The logging configuration causes CSV files to be written to GCS. Note that "Google GCS" is the name of the log destination we've configured separately in the Fastly control panel. It’s also a good idea to attach an always-false condition to this log destination in the control panel (e.g. !req.url) to prevent duplicate log entries. You can also set up logging entirely in the control panel.
BigQuery allows data import from GCS, so the CSV is directly imported to BigQuery and data is ready to be analyzed from that point.
Depending on how quickly we need the data, we would just adjust logging frequency in the Fastly configuration and import into BigQuery at a higher frequency.

This is just one example with BigQuery, but the same is possible with S3 and Amazon RedShift. And I'm sure other log destinations and data warehouses can easily be integrated by people much smarter than me.

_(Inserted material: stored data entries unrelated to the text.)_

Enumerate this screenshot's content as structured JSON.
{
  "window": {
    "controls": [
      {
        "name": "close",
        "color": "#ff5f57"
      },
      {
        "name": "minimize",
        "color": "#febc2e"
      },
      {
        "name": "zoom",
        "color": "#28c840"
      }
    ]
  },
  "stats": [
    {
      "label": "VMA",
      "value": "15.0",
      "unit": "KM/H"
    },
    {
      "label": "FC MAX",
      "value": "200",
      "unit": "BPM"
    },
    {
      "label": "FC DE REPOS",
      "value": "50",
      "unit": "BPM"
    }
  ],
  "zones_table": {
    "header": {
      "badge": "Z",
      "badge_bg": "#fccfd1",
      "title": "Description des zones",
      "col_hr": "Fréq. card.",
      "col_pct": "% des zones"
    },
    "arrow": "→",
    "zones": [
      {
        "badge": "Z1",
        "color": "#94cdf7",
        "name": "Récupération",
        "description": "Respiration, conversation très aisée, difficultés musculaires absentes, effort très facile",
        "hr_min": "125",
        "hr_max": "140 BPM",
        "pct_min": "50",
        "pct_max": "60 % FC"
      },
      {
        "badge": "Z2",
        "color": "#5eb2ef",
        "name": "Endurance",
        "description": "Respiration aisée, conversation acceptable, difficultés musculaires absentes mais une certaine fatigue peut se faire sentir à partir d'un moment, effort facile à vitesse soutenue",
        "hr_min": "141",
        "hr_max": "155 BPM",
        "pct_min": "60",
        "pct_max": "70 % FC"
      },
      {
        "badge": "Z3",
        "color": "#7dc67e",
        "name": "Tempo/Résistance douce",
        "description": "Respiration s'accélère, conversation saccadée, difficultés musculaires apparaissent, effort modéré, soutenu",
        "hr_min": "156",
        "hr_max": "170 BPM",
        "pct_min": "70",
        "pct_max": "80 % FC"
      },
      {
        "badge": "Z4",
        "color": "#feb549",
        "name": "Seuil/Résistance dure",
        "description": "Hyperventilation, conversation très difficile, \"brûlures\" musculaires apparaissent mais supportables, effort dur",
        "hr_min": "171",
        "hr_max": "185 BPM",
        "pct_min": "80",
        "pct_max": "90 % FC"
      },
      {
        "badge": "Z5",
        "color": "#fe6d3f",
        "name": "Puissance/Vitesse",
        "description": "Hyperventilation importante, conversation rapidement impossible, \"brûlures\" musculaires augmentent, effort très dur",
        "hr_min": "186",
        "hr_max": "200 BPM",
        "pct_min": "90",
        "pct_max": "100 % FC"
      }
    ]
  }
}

Going forward: building an origin-less application

Terminating beacons at the edge removes the need for a web server, or a farm of web servers, that act as logging collectors, making data collection much easier. In fact, we're capable of using Fastly to build an entirely origin-less application — or in the case of our GCS/BigQuery example, a completely server-less one! This is extremely powerful and is a perfect example of using Fastly as a platform to build applications with. In this case, we terminate beacons and collect data. But, the mechanisms are in place to be more creative and construct other applications as well. This is what we mean when we talk about extending your applications to the edge and using Fastly as part of your stack.

Neat, huh?!